Huff and Puff’s Sour Grapes
Writing for the Huffington Post, Josh Sugarmann (head of the anti-firearms Violence Policy Center), got all huffed and puffed by the fact that: “Tomorrow ‘Sport Shooting Ambassador Award’ winner Antonin Scalia will hear oral arguments in McDonald v. Chicago. What’s the problem Josh? Don’t like it when a judge happens to like guns? That seems to be the point in his anti-gun zealot editorial:
“So while we in the United States accept that a Supreme Court Justice who’s an ‘Ambassador’ for the gun industry can ethically rule on cases that impact the very industry he represents, maybe in Old Europe, where the WFSA is located, they can still feel the sting of a little thing called shame.”
Maybe some of us in the United States feel proud to have a judge that cares about the Second Amendment.
CSM Says Gun Rights Not the Same as Free Speech
The Christian Science Monitor is a typical liberal leaning example of the mainstream media that pulls no punches when it comes to bias against firearms. Case in point, in an editorial published this week, the outlet offers:
“The Supreme Court hears arguments Tuesday that could result in striking down a handgun ban in Chicago and other places. But beyond that, the court must clarify how fundamental gun rights are. They shouldn’t be viewed as equal to free-speech rights.”
We ask the CSM and the author, why shouldn’t gun rights be viewed as equal to free-speech rights? The editorial offers this argument:
“Firearms must be treated differently from free speech. Slinging guns is not the same as slinging slurs. Guns can kill a person, while any child can quote that ‘sticks and stones may break my bones but words will never hurt me’ (except for yelling ‘Fire!’ in a crowded theater, for which there is a restriction).”

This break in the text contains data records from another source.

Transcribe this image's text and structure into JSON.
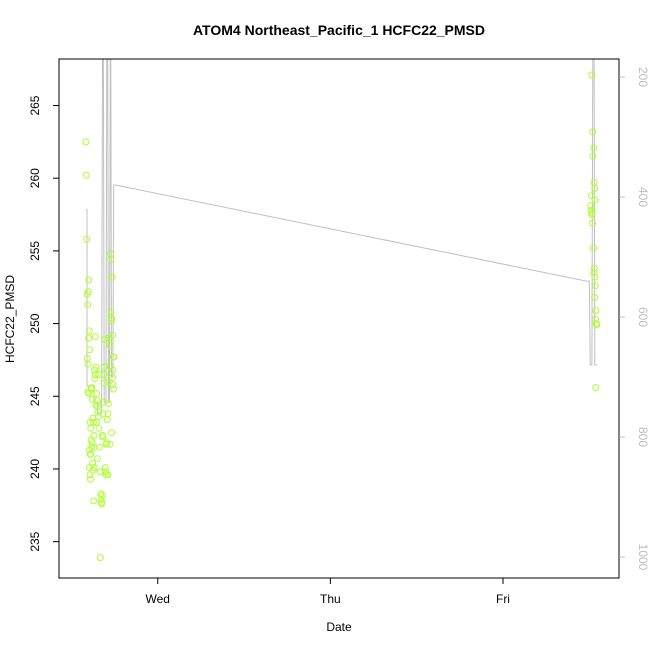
{
  "chart_data": {
    "type": "scatter",
    "title": "ATOM4 Northeast_Pacific_1 HCFC22_PMSD",
    "xlabel": "Date",
    "ylabel": "HCFC22_PMSD",
    "x_units": "days from Tuesday 00:00",
    "xlim": [
      1.428,
      4.672
    ],
    "ylim": [
      232.5,
      268.2
    ],
    "x_ticks": [
      {
        "value": 2,
        "label": "Wed"
      },
      {
        "value": 3,
        "label": "Thu"
      },
      {
        "value": 4,
        "label": "Fri"
      }
    ],
    "y_ticks": [
      {
        "value": 235,
        "label": "235"
      },
      {
        "value": 240,
        "label": "240"
      },
      {
        "value": 245,
        "label": "245"
      },
      {
        "value": 250,
        "label": "250"
      },
      {
        "value": 255,
        "label": "255"
      },
      {
        "value": 260,
        "label": "260"
      },
      {
        "value": 265,
        "label": "265"
      }
    ],
    "y2_label": "",
    "y2lim": [
      1035,
      170
    ],
    "y2_ticks": [
      {
        "value": 200,
        "label": "200"
      },
      {
        "value": 400,
        "label": "400"
      },
      {
        "value": 600,
        "label": "600"
      },
      {
        "value": 800,
        "label": "800"
      },
      {
        "value": 1000,
        "label": "1000"
      }
    ],
    "series": [
      {
        "color": "#adff2f",
        "marker": "open-circle",
        "axis": "left",
        "points": [
          [
            1.584,
            262.5
          ],
          [
            1.586,
            260.2
          ],
          [
            1.588,
            255.8
          ],
          [
            1.591,
            252.0
          ],
          [
            1.594,
            251.3
          ],
          [
            1.598,
            252.2
          ],
          [
            1.6,
            253.0
          ],
          [
            1.592,
            247.6
          ],
          [
            1.596,
            247.2
          ],
          [
            1.6,
            249.0
          ],
          [
            1.603,
            249.5
          ],
          [
            1.606,
            248.2
          ],
          [
            1.596,
            245.3
          ],
          [
            1.6,
            245.2
          ],
          [
            1.609,
            243.2
          ],
          [
            1.612,
            242.8
          ],
          [
            1.615,
            245.5
          ],
          [
            1.618,
            245.6
          ],
          [
            1.621,
            244.8
          ],
          [
            1.624,
            243.5
          ],
          [
            1.627,
            243.2
          ],
          [
            1.63,
            242.3
          ],
          [
            1.632,
            241.5
          ],
          [
            1.634,
            246.8
          ],
          [
            1.636,
            246.2
          ],
          [
            1.639,
            246.5
          ],
          [
            1.642,
            244.4
          ],
          [
            1.645,
            243.2
          ],
          [
            1.605,
            241.3
          ],
          [
            1.608,
            241.0
          ],
          [
            1.611,
            241.0
          ],
          [
            1.604,
            240.1
          ],
          [
            1.607,
            239.6
          ],
          [
            1.61,
            239.3
          ],
          [
            1.614,
            242.0
          ],
          [
            1.617,
            241.5
          ],
          [
            1.62,
            241.8
          ],
          [
            1.623,
            240.4
          ],
          [
            1.626,
            239.9
          ],
          [
            1.629,
            237.8
          ],
          [
            1.632,
            240.1
          ],
          [
            1.638,
            249.1
          ],
          [
            1.641,
            247.0
          ],
          [
            1.645,
            245.2
          ],
          [
            1.648,
            244.7
          ],
          [
            1.651,
            244.3
          ],
          [
            1.654,
            243.9
          ],
          [
            1.657,
            243.6
          ],
          [
            1.66,
            242.8
          ],
          [
            1.663,
            241.5
          ],
          [
            1.666,
            239.8
          ],
          [
            1.669,
            238.3
          ],
          [
            1.672,
            237.9
          ],
          [
            1.674,
            237.6
          ],
          [
            1.676,
            237.7
          ],
          [
            1.678,
            238.2
          ],
          [
            1.68,
            242.3
          ],
          [
            1.682,
            242.2
          ],
          [
            1.684,
            243.8
          ],
          [
            1.686,
            244.6
          ],
          [
            1.688,
            245.9
          ],
          [
            1.69,
            246.5
          ],
          [
            1.692,
            247.0
          ],
          [
            1.694,
            248.9
          ],
          [
            1.696,
            240.1
          ],
          [
            1.698,
            239.8
          ],
          [
            1.7,
            239.6
          ],
          [
            1.702,
            241.7
          ],
          [
            1.705,
            241.8
          ],
          [
            1.708,
            243.4
          ],
          [
            1.711,
            243.8
          ],
          [
            1.714,
            244.5
          ],
          [
            1.717,
            246.0
          ],
          [
            1.72,
            247.1
          ],
          [
            1.723,
            248.5
          ],
          [
            1.726,
            254.8
          ],
          [
            1.728,
            254.4
          ],
          [
            1.73,
            250.8
          ],
          [
            1.732,
            250.4
          ],
          [
            1.734,
            250.2
          ],
          [
            1.736,
            253.2
          ],
          [
            1.739,
            249.2
          ],
          [
            1.742,
            247.7
          ],
          [
            1.745,
            247.7
          ],
          [
            1.741,
            246.8
          ],
          [
            1.738,
            246.3
          ],
          [
            1.74,
            245.8
          ],
          [
            1.743,
            245.5
          ],
          [
            1.733,
            242.5
          ],
          [
            1.724,
            241.7
          ],
          [
            1.712,
            239.6
          ],
          [
            1.667,
            233.9
          ],
          [
            1.65,
            240.7
          ],
          [
            1.66,
            246.5
          ],
          [
            1.715,
            249.0
          ],
          [
            4.515,
            267.1
          ],
          [
            4.52,
            263.2
          ],
          [
            4.526,
            262.1
          ],
          [
            4.521,
            261.5
          ],
          [
            4.512,
            258.8
          ],
          [
            4.508,
            258.1
          ],
          [
            4.51,
            257.8
          ],
          [
            4.513,
            257.5
          ],
          [
            4.516,
            257.6
          ],
          [
            4.519,
            256.9
          ],
          [
            4.528,
            259.7
          ],
          [
            4.531,
            259.3
          ],
          [
            4.534,
            258.5
          ],
          [
            4.524,
            255.2
          ],
          [
            4.526,
            253.5
          ],
          [
            4.529,
            253.8
          ],
          [
            4.532,
            253.2
          ],
          [
            4.535,
            252.6
          ],
          [
            4.53,
            251.8
          ],
          [
            4.538,
            250.9
          ],
          [
            4.536,
            250.3
          ],
          [
            4.54,
            250.0
          ],
          [
            4.542,
            249.9
          ],
          [
            4.537,
            245.6
          ]
        ]
      },
      {
        "color": "#c0c0c0",
        "style": "line",
        "axis": "right",
        "points": [
          [
            1.584,
            421
          ],
          [
            1.59,
            421
          ],
          [
            1.59,
            715
          ],
          [
            1.6,
            715
          ],
          [
            1.61,
            715
          ],
          [
            1.63,
            715
          ],
          [
            1.63,
            742
          ],
          [
            1.65,
            742
          ],
          [
            1.65,
            760
          ],
          [
            1.675,
            760
          ],
          [
            1.68,
            170
          ],
          [
            1.685,
            170
          ],
          [
            1.69,
            742
          ],
          [
            1.7,
            742
          ],
          [
            1.705,
            170
          ],
          [
            1.71,
            170
          ],
          [
            1.715,
            742
          ],
          [
            1.72,
            742
          ],
          [
            1.725,
            170
          ],
          [
            1.728,
            170
          ],
          [
            1.732,
            700
          ],
          [
            1.74,
            700
          ],
          [
            1.745,
            380
          ],
          [
            1.755,
            380
          ],
          [
            4.48,
            540
          ],
          [
            4.5,
            540
          ],
          [
            4.505,
            680
          ],
          [
            4.515,
            680
          ],
          [
            4.52,
            170
          ],
          [
            4.528,
            170
          ],
          [
            4.532,
            680
          ],
          [
            4.545,
            680
          ]
        ]
      }
    ]
  }
}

The irony of all this is that the CSM is offering this editorial in response to McDonald v. Chicago, where a 70-something man in Chicago simply wants a gun to protect his home and his wife. So no slinging guns is not the same, but when the criminals aren’t following the law, why should law-abiding citizens be put at risk? Words can never hurt you, but criminals with far more than unkind words can ruin your life, and men such as Mr. McDonald should be able to have something to back up their strong words.